One common theory is it's being used to do close-up inspections of other countries' satellites. Bonus points if you can attach a magnetic limpet mine to them for future usage.


Wouldn't the mass change cause some kind of detectable change in the satellite's trajectory over time?


I don't think anything particularly detectable; they're so outweighed by the planet they're orbiting that the barycenter doesn't move measurably.

(To be clear, I'd imagine they're only doing the inspection thing right now, but I do suspect they're at least tinkering with on-orbit capture, refueling, disabling etc. with an arm.)


What if your satellite did some more manoeuvres for station keeping, wouldn't you notice the mass difference then?


Maybe. The mass of an explosive could be pretty small compared to the mass of a satellite. And even if you do notice that your (secret military) satellite is slightly heavier than the spec says, what would you do about it?


How expensive is it to attach a couple of space-rated external cameras to a modern satellite? This wouldn’t eliminate the threat but it would certainly remove the uncertainty. Presumably once you recognized the threat, then defending against it couldn’t be the hardest problem to solve.
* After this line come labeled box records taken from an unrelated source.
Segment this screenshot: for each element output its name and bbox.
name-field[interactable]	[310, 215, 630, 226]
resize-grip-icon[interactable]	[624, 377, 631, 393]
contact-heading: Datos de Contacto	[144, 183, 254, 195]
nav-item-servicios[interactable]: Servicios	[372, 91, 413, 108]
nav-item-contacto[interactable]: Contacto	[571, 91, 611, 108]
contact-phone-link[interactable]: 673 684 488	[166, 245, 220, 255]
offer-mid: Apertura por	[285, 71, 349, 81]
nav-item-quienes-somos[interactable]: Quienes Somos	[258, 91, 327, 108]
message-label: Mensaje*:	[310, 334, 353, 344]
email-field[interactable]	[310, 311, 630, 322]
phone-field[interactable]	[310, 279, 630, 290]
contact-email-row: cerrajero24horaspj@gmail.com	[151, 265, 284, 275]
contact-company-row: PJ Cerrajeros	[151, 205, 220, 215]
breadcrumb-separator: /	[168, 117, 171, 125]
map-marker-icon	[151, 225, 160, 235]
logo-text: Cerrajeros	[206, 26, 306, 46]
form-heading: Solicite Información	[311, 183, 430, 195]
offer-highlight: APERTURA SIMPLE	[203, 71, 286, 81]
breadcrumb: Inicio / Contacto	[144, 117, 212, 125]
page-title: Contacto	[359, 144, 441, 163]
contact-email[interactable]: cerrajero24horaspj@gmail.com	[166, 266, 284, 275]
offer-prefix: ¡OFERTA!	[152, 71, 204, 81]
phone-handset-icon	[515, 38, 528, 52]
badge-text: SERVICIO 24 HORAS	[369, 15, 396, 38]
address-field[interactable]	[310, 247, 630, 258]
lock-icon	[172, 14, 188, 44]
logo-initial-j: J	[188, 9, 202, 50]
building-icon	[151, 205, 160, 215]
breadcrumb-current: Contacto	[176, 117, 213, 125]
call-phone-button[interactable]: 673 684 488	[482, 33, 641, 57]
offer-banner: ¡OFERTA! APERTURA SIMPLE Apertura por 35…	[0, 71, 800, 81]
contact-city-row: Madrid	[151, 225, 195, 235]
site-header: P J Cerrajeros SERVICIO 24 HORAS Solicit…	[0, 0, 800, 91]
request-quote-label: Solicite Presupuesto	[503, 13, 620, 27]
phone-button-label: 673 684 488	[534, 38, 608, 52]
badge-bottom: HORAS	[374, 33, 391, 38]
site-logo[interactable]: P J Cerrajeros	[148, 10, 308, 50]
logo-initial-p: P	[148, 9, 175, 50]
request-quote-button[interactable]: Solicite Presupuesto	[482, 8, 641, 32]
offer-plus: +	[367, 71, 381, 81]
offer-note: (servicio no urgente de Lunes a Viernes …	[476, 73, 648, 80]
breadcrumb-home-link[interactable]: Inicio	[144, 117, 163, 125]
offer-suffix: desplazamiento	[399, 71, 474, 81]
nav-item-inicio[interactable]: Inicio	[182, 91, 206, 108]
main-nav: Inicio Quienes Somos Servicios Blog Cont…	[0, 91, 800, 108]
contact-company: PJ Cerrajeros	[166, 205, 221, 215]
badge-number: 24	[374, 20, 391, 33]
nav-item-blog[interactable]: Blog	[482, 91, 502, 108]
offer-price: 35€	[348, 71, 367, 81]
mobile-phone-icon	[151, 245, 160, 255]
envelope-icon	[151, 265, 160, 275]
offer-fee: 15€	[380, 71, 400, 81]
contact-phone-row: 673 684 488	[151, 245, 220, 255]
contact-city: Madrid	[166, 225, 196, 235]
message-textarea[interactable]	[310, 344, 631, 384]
It would not need to be very big mine though would it? A grenade would probably be just fine to eliminate the satellite from being useful. Something that small means it could carry a lot of ammo


> A grenade would probably be just fine to eliminate the satellite from being useful

Sure, but if You are lucky or smart enough, to use it close enough.

For example Soviet satellite-interceptors spent few years and made few attempts (each time with bigger explosive), before achieve enough cloud density .


Just something to put the satellite in a spin that is beyond what attitude control can recover from. Could be really tiny.


High energy elementary particle? ;)


It carries a negotiating table. Our telepresence on one side, the aliens['] on the other.


Or black box, so they will spend millennia to understand, what we want to say :)))))


Or... freak out and ATTACK!


What if the X37B was the imaging satellite?


Why would they build it to retrieve itself? That's very meta


Don't you get it. Its shuttles retrieving other shuttles all the way up!


Russian nesting shuttles?


If that is its mission the answer is "small payloads" since the carrying capacity of the thing would be quite limited with its 2.1 x 1.2 m [1] payload bay. That leaves little room for the grappling arm or other mechanism needed to pluck a satellite out of its orbit.

I suspect it does not retrieve payloads but takes them up and down again. Which payloads? Good question. Experimental sensors meant for inclusion in next-generation reconnaissance satellites maybe?

[1] https://web.archive.org/web/20150321121050/http://www.boeing...



it could also be used to snatch enemy satellites from orbit - that's how we got the capability to repair the Hubble space telescope. Snatching satellites from space was a big deal, you could potentially get rid of a space based early warning system. i guess that potential must have made some Soviet planners quite nervous(or eager), as it would imply first strike capabilities.


Definitely, no.

Shuttle was designed, to make use of capacity of Morton Thiokol Inc. enterprise, which without SRB's was near 100% military enterprise (created to build SRB's for ICBM's).

That time Moon program was on liquid fueled rocket, but with nazi smell, so made political decision, to make 100% domestic design, without any traces to German works.


And incidentally, because the Hubble space telescope is widely acknowledged but not officially recognized as a Keyhole/CORONA turned the other way around, that's why it happened to be an excellent fit for the shuttle cargo bay.


The Air Force also planned to have its own squadron of shuttles.



Moonraker is one of the only movies to properly depict a Shuttle launch, and it came out before the Shuttle ever flew.

https://www.youtube.com/watch?v=nH3EsUTPihg


I used to work with an English chap who made a habit of reminding me that Moonraker had US Space Marines a good few years before Aliens … Semper Fi!


And a good few decades before space force!


Yeah, that's unfortunate. We got a boxcar with wings.